With all the advancements that have been made in digital camera technology the Leica M-D may seem like an oddity, but it’s been designed to allow you to focus on the essentials of photography and take more creative images.
In the heyday of film, photographers didn’t have to worry about file formats, image styles and checking every shot after pressing the shutter button – they loaded the film, took the shots they wanted and then dropped the roll off at the nearest lab or reached for the dev tank.
The Leica M-D aims to get back to that simpler way of shooting by getting rid of technological distractions and allowing you to concentrate on the most important aspects of photography; composition, exposure and timing.
Incredible as it may seem to some, the M-D has no LCD screen – which means there’s no opportunity (or temptation) to check an image after it’s been shot. While that may frighten some people, it encourages you to concentrate on getting the shot right first time. It also means that there’s no Live View mode, so you don’t have to worry about how you’re going to compose the image – you use the viewfinder. And of course there’s no option to shoot video: this is a dedicated stills camera.
In fact, Leica has cut-down the camera setting decisions that need to be made to just sensitivity, shutter speed, aperture and focus. On the back of a camera there’s a dial for setting sensitivity up to ISO 6400, while on the top-plate there’s a shutter speed dial for setting shutter speed. Aperture is set using the ring on the M-mount lenses. Like other M-series Leica cameras, the M-D is a rangefinder, so focusing is manual, putting you in complete control.

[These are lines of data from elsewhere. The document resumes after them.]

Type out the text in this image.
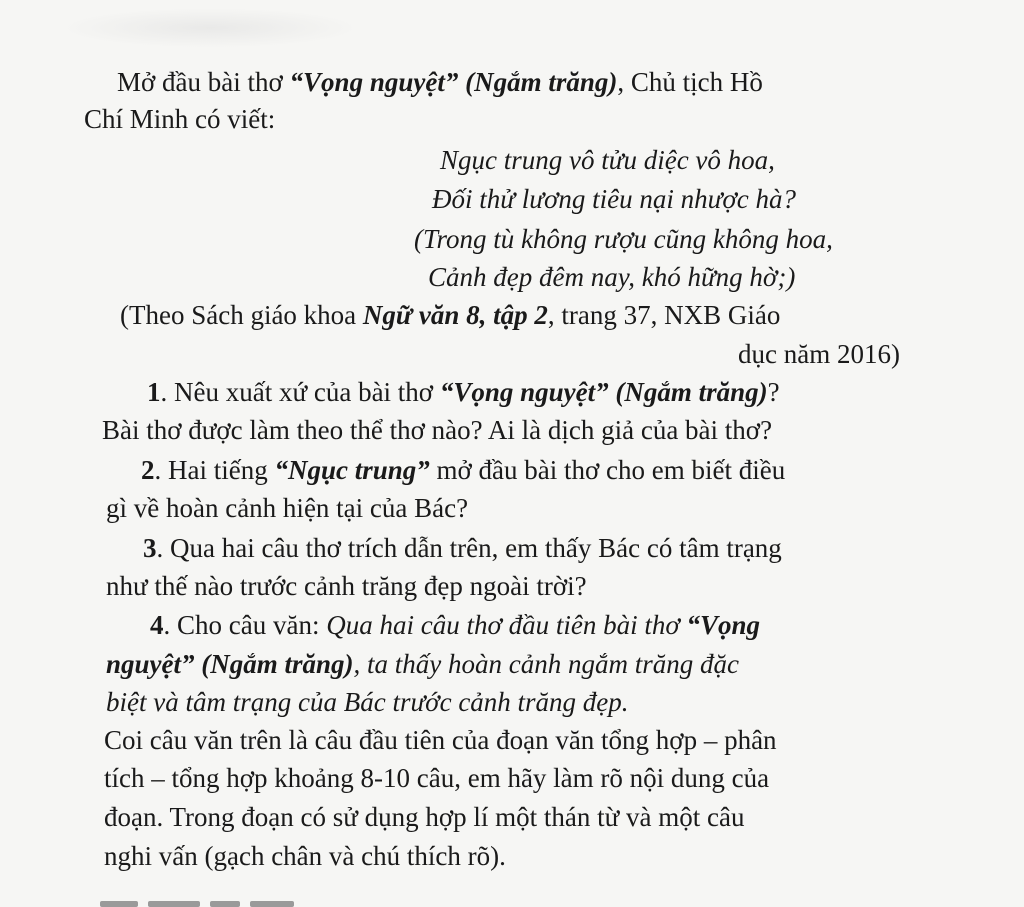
Mở đầu bài thơ “Vọng nguyệt” (Ngắm trăng), Chủ tịch Hồ
Chí Minh có viết:
Ngục trung vô tửu diệc vô hoa,
Đối thử lương tiêu nại nhược hà?
(Trong tù không rượu cũng không hoa,
Cảnh đẹp đêm nay, khó hững hờ;)
(Theo Sách giáo khoa Ngữ văn 8, tập 2, trang 37, NXB Giáo
dục năm 2016)
1. Nêu xuất xứ của bài thơ “Vọng nguyệt” (Ngắm trăng)?
Bài thơ được làm theo thể thơ nào? Ai là dịch giả của bài thơ?
2. Hai tiếng “Ngục trung” mở đầu bài thơ cho em biết điều
gì về hoàn cảnh hiện tại của Bác?
3. Qua hai câu thơ trích dẫn trên, em thấy Bác có tâm trạng
như thế nào trước cảnh trăng đẹp ngoài trời?
4. Cho câu văn: Qua hai câu thơ đầu tiên bài thơ “Vọng
nguyệt” (Ngắm trăng), ta thấy hoàn cảnh ngắm trăng đặc
biệt và tâm trạng của Bác trước cảnh trăng đẹp.
Coi câu văn trên là câu đầu tiên của đoạn văn tổng hợp – phân
tích – tổng hợp khoảng 8-10 câu, em hãy làm rõ nội dung của
đoạn. Trong đoạn có sử dụng hợp lí một thán từ và một câu
nghi vấn (gạch chân và chú thích rõ).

Leica’s M-lenses have a fantastic reputation for resolution and pairing them with the M-D’s 24Mp full-frame sensor should be a recipe for rich detail and smooth out-of-focus areas. As there’s no JPEG output, you are also in complete control of how images look when you process DNG raw files post-capture.
The M-D is designed to be discreet: it doesn’t even have the famous red dot to attract attention, and the shutter is nearly silent so you can shoot unnoticed in crowded situations. If the action calls for it, it’s possible to shoot at up to 3 frames per second, but really it’s all about getting the timing right and finding the decisive moment.
Naturally the Leica M-D won’t be to everyone’s taste – but its freedom from distractions and emphasis on the essentials of photography could make it a dream camera for many.